Me: Tell me about leaving Ethan Powers lane open at state. That is one of the most profound shows of total respect for his memory and family and supreme confidence in the remaining team members to still get the points for the title.
Daniel: That was our coach’s decision, which we supported fully. Throughout finals at state I had a strange feeling of no longer missing Ethan, which I had been all week. Finally, I came to the conclusion that you miss things you’ve lost or can’t find and I knew exactly where Ethan was. The fact that we still entered Ethan in the meet drove me to that conclusion. While he wasn’t there to swim, I know I swam with him.

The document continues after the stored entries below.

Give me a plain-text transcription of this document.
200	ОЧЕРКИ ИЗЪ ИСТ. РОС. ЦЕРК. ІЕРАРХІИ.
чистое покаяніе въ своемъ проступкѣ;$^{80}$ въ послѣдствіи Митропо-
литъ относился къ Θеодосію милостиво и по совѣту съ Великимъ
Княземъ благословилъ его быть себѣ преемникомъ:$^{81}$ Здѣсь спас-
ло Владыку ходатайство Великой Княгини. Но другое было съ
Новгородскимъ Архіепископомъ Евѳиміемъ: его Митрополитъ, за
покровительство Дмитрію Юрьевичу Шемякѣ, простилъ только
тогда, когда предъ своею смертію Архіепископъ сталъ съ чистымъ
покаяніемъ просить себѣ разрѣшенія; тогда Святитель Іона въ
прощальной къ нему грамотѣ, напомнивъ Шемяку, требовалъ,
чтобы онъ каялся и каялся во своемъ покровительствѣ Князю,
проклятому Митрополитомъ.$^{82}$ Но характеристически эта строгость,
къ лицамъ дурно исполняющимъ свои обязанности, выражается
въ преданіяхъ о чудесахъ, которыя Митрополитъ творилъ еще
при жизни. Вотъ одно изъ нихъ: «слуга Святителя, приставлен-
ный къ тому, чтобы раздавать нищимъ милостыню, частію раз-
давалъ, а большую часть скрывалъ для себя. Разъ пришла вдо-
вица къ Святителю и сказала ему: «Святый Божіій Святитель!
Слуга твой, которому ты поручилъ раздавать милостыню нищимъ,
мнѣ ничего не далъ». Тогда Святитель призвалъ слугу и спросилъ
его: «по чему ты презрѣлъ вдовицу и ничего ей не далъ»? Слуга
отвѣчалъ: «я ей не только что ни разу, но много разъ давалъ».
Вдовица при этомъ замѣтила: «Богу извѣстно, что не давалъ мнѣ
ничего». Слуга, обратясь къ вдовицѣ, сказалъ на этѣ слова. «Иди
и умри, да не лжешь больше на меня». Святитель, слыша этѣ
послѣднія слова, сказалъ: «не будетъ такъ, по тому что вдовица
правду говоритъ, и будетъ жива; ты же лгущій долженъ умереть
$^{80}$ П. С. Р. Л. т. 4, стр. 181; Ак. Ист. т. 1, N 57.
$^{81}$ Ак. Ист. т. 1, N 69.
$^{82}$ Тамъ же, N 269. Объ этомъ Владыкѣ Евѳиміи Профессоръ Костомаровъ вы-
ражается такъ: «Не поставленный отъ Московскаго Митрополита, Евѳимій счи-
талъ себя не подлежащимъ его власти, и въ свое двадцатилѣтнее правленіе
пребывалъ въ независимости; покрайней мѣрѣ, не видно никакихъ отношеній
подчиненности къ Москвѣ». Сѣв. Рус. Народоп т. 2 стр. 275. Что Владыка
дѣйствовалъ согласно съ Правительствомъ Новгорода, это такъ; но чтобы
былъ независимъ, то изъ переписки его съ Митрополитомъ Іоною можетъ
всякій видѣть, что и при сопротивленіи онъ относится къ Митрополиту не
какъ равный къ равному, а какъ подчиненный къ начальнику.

Me: Daniel explain why you look like you are kicking and moving your arms like everyone else, but you are faster than everyone in the pool.
Daniel: In swimming, as with most sports, no one enters the water at the same level. If you see a freshman or younger swimmer struggling, it’s because they don’t have the hang of it. If you see the same age swimmer performing exceptionally, they have natural talent.
Here’s the ironic twist that translates heavily to real life: Where you start matters very little in the world of swimming. Everyone has the ability to drastically change their position on the scoreboard with their work ethic. Whoever can endure the most pain in practice will receive the greatest praise in the championship.
There is little hand-eye coordination in swimming. There is no making weight, and there are no gains made to get better, faster or stronger. There are no shortcuts. A swimmer has to know how to work hard if they want to be great. If you ask anyone on my team, I am confident they will say I am one of (if not the) hardest training partners. I steadily increase my pace so that no matter what’s going on, at one point in the workout I am busting my tail in every set. Now consider my whole team. We are the best because we are the hardest workers, we understand the races are won through the miles swam at home.
Me: Lastly, who is the next Daniel Brown at AHS?
Daniel: We are a family and we are the best. We’ve endured through more than I could ever have imagined this team would have. As for the next Daniel brown, I’d like to remain the only Daniel Brown here. We have a freshman who could do great things when he gets older, but I’ll let him be the first Chase Hubbard.